July 16, 2017
CHICAGO, IL – Defending champion Neely Spence Gracey returned to the Humana Rock ‘n’ Roll Chicago Half Marathon reclaiming her title in 1:13:13 and finishing in 6th place overall. She finished more than four minutes ahead of the next woman Julia Kohnen who crossed in 1:17:37. Jamie Vest took third in 1:17 37.
“It’s always exciting to get the win,” said Spence Gracey, who finished in the top 10 at both the Boston and New York City Marathon last year. “I love this race and it didn’t disappoint this year. I’m really happy it was a good start to my fall season. I love the energy here. It’s a great course. I like coming to Chicago and running along the water, finishing at the fountain. It’s just really iconic. Rock ‘n’ Roll does it right. It’s a big party!”
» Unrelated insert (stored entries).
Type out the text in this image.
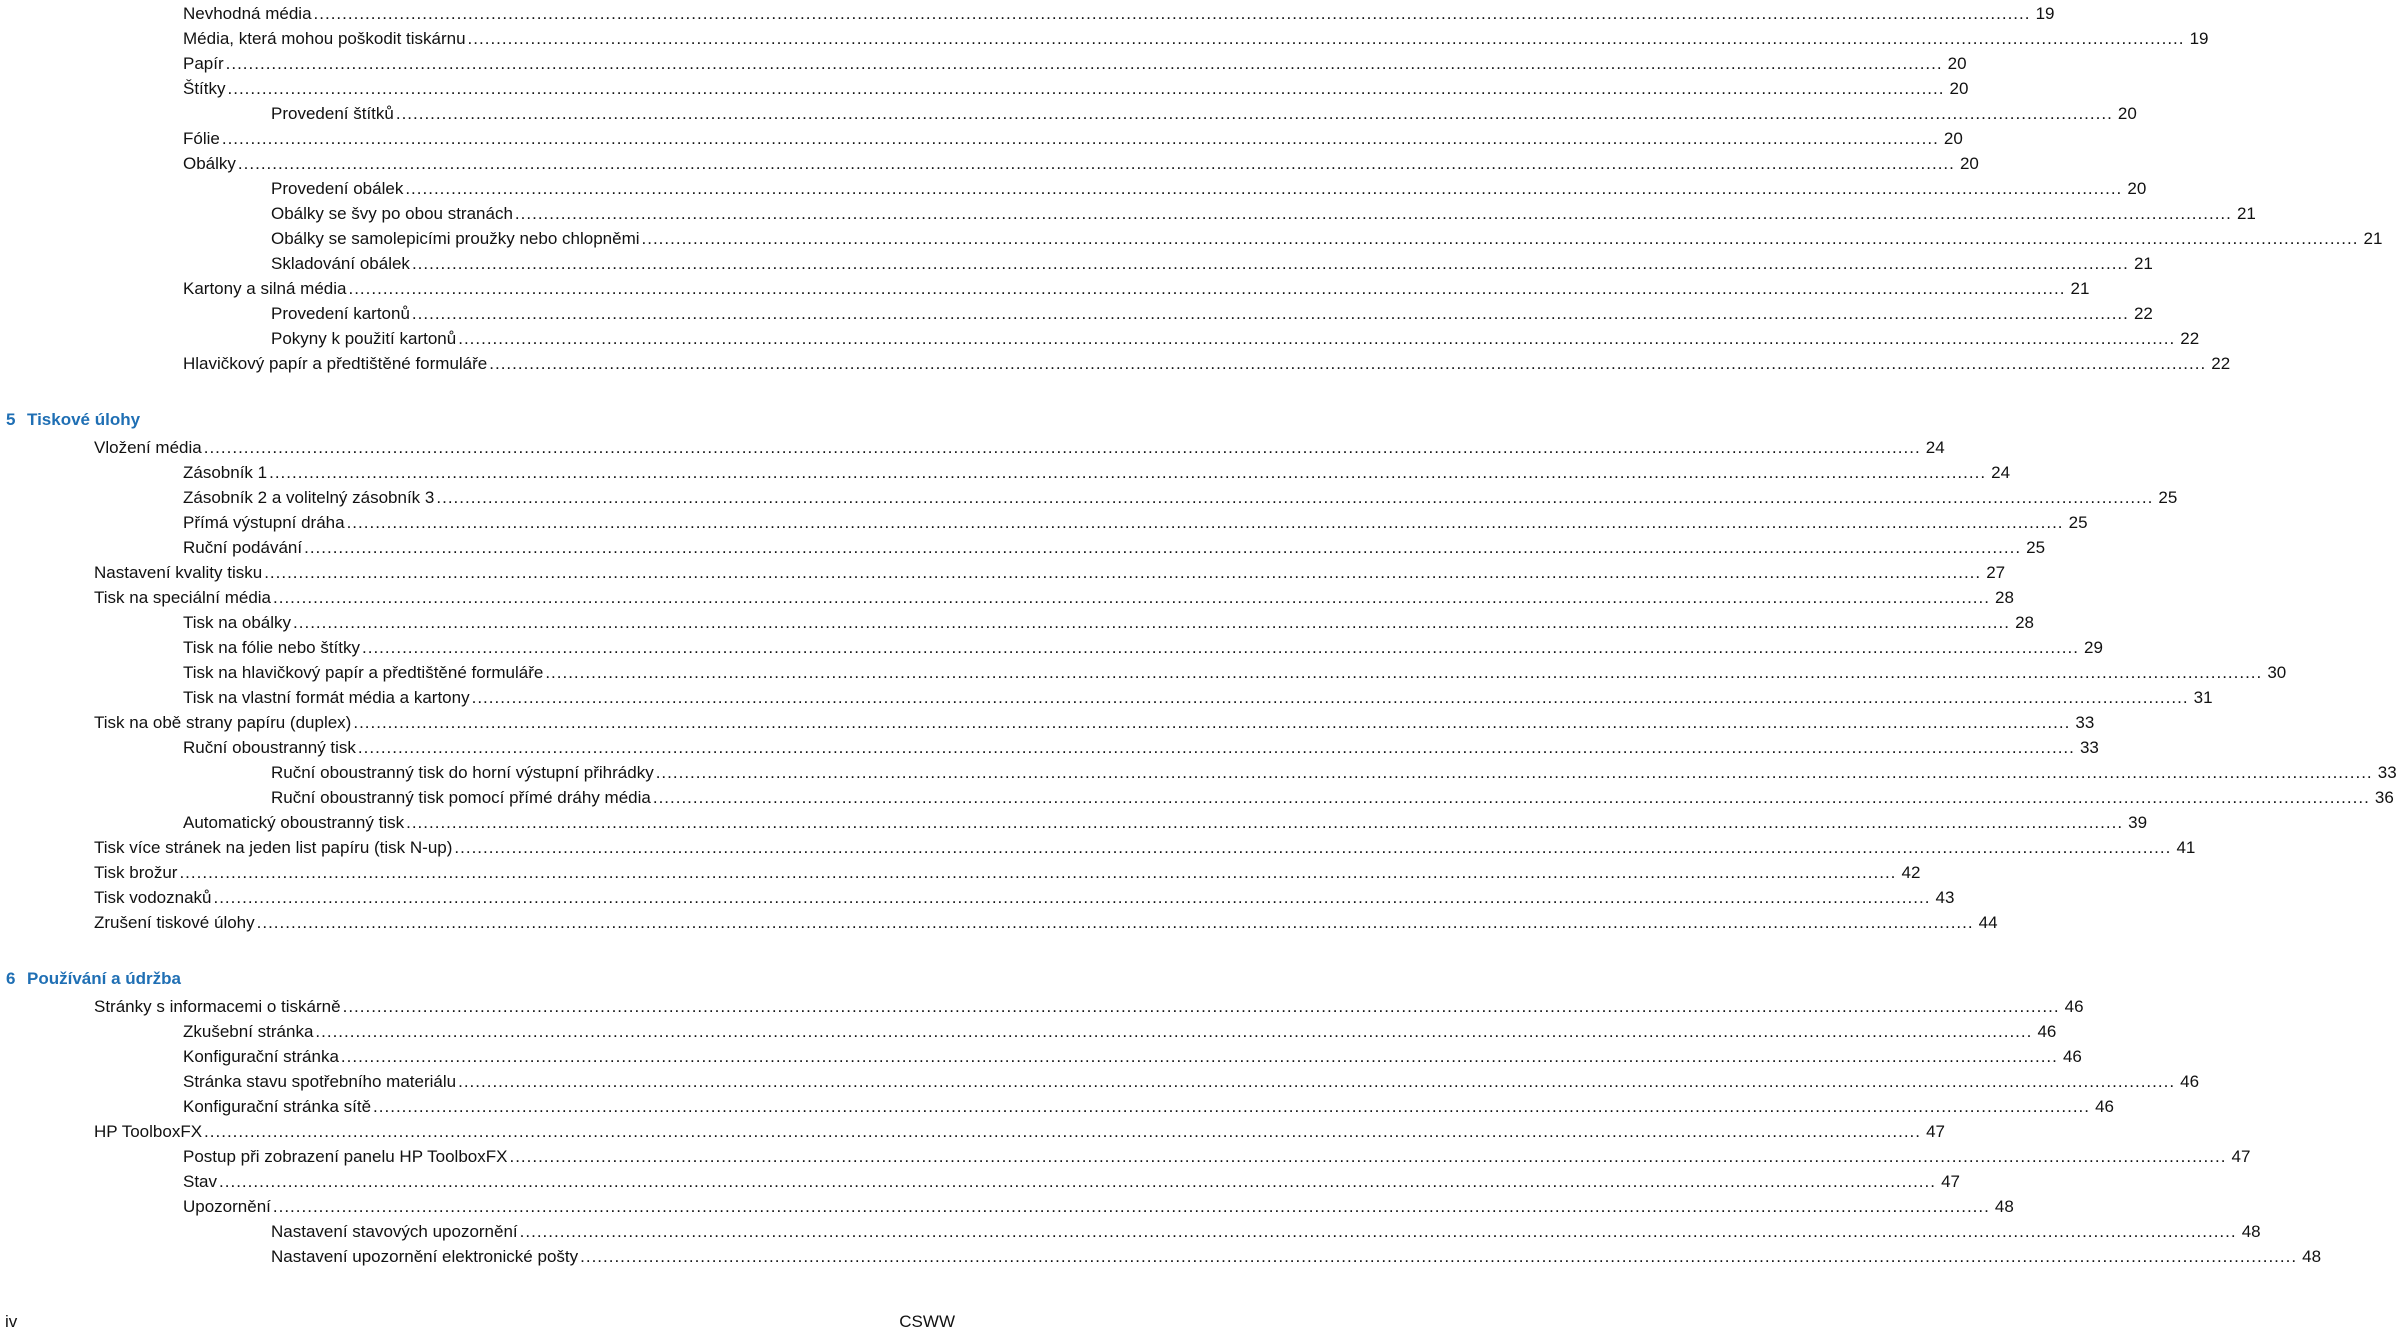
Nevhodná média ............................................................................................................................................................................................................................................................................................................ 19
Média, která mohou poškodit tiskárnu ............................................................................................................................................................................................................................................................................................................ 19
Papír ............................................................................................................................................................................................................................................................................................................ 20
Štítky ............................................................................................................................................................................................................................................................................................................ 20
Provedení štítků ............................................................................................................................................................................................................................................................................................................ 20
Fólie ............................................................................................................................................................................................................................................................................................................ 20
Obálky ............................................................................................................................................................................................................................................................................................................ 20
Provedení obálek ............................................................................................................................................................................................................................................................................................................ 20
Obálky se švy po obou stranách ............................................................................................................................................................................................................................................................................................................ 21
Obálky se samolepicími proužky nebo chlopněmi ............................................................................................................................................................................................................................................................................................................ 21
Skladování obálek ............................................................................................................................................................................................................................................................................................................ 21
Kartony a silná média ............................................................................................................................................................................................................................................................................................................ 21
Provedení kartonů ............................................................................................................................................................................................................................................................................................................ 22
Pokyny k použití kartonů ............................................................................................................................................................................................................................................................................................................ 22
Hlavičkový papír a předtištěné formuláře ............................................................................................................................................................................................................................................................................................................ 22
5 Tiskové úlohy
Vložení média ............................................................................................................................................................................................................................................................................................................ 24
Zásobník 1 ............................................................................................................................................................................................................................................................................................................ 24
Zásobník 2 a volitelný zásobník 3 ............................................................................................................................................................................................................................................................................................................ 25
Přímá výstupní dráha ............................................................................................................................................................................................................................................................................................................ 25
Ruční podávání ............................................................................................................................................................................................................................................................................................................ 25
Nastavení kvality tisku ............................................................................................................................................................................................................................................................................................................ 27
Tisk na speciální média ............................................................................................................................................................................................................................................................................................................ 28
Tisk na obálky ............................................................................................................................................................................................................................................................................................................ 28
Tisk na fólie nebo štítky ............................................................................................................................................................................................................................................................................................................ 29
Tisk na hlavičkový papír a předtištěné formuláře ............................................................................................................................................................................................................................................................................................................ 30
Tisk na vlastní formát média a kartony ............................................................................................................................................................................................................................................................................................................ 31
Tisk na obě strany papíru (duplex) ............................................................................................................................................................................................................................................................................................................ 33
Ruční oboustranný tisk ............................................................................................................................................................................................................................................................................................................ 33
Ruční oboustranný tisk do horní výstupní přihrádky ............................................................................................................................................................................................................................................................................................................ 33
Ruční oboustranný tisk pomocí přímé dráhy média ............................................................................................................................................................................................................................................................................................................ 36
Automatický oboustranný tisk ............................................................................................................................................................................................................................................................................................................ 39
Tisk více stránek na jeden list papíru (tisk N-up) ............................................................................................................................................................................................................................................................................................................ 41
Tisk brožur ............................................................................................................................................................................................................................................................................................................ 42
Tisk vodoznaků ............................................................................................................................................................................................................................................................................................................ 43
Zrušení tiskové úlohy ............................................................................................................................................................................................................................................................................................................ 44
6 Používání a údržba
Stránky s informacemi o tiskárně ............................................................................................................................................................................................................................................................................................................ 46
Zkušební stránka ............................................................................................................................................................................................................................................................................................................ 46
Konfigurační stránka ............................................................................................................................................................................................................................................................................................................ 46
Stránka stavu spotřebního materiálu ............................................................................................................................................................................................................................................................................................................ 46
Konfigurační stránka sítě ............................................................................................................................................................................................................................................................................................................ 46
HP ToolboxFX ............................................................................................................................................................................................................................................................................................................ 47
Postup při zobrazení panelu HP ToolboxFX ............................................................................................................................................................................................................................................................................................................ 47
Stav ............................................................................................................................................................................................................................................................................................................ 47
Upozornění ............................................................................................................................................................................................................................................................................................................ 48
Nastavení stavových upozornění ............................................................................................................................................................................................................................................................................................................ 48
Nastavení upozornění elektronické pošty ............................................................................................................................................................................................................................................................................................................ 48
iv	CSWW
The men’s race was much closer with Tyler Pence of Springfield, Illi. passing upScott Dahlburg with about four miles to go to take the lead and eventually the win. Pence finished first in 1:09:06 but Dahlburg was not far behind taking second place in1:10:21. Finishing off the podium was Gedion Yetrif in 1:12:25.
“It was my 4th time doing this race and it’s a great crowd every time,” said Pence. “The first five miles were my favorite. They’re in the city and it was easy to relax in the beginning. This was my 6th half and every single one I’ve gone from the gun and that just hurts. This time I wanted to start calmer.”
Women’s running pioneer, Kathrine Switzer, was on hand to cheer on runners as they finished after finishing the 5K on Saturday. Switzer became the first woman to complete the Boston Marathon starting the fight to overcome gender stereotypes. Her foundation, 261 Fearless – named after the original bib number she ran with —supports women in the sport of running and is one of the featured charities of the weekend. Through her partnership with Humana, the 70-year-old is now focused on inspiring seniors to achieve their best health and experience all life has to offer.
“One of the reasons I’m involved with Humana and Rock ‘n’ Roll [Marathon Series] is that if we can show older runners that our sport can be engaging, social, and fun, we can keep them at it,” Switzer said. “I’m trying to be a good example.”
Switzer met Spence Gracey at the finish line to congratulate the champion:
“When [Kathrine] comes up and she says, ‘Your story’s so amazing, I’m inspired by you,’ I started to tear up,” said Spence Gracey. “She’s so iconic in the sport, and it’s so impressive that she even knows who I am. I actually got her autograph, I’m such a little fan girl.”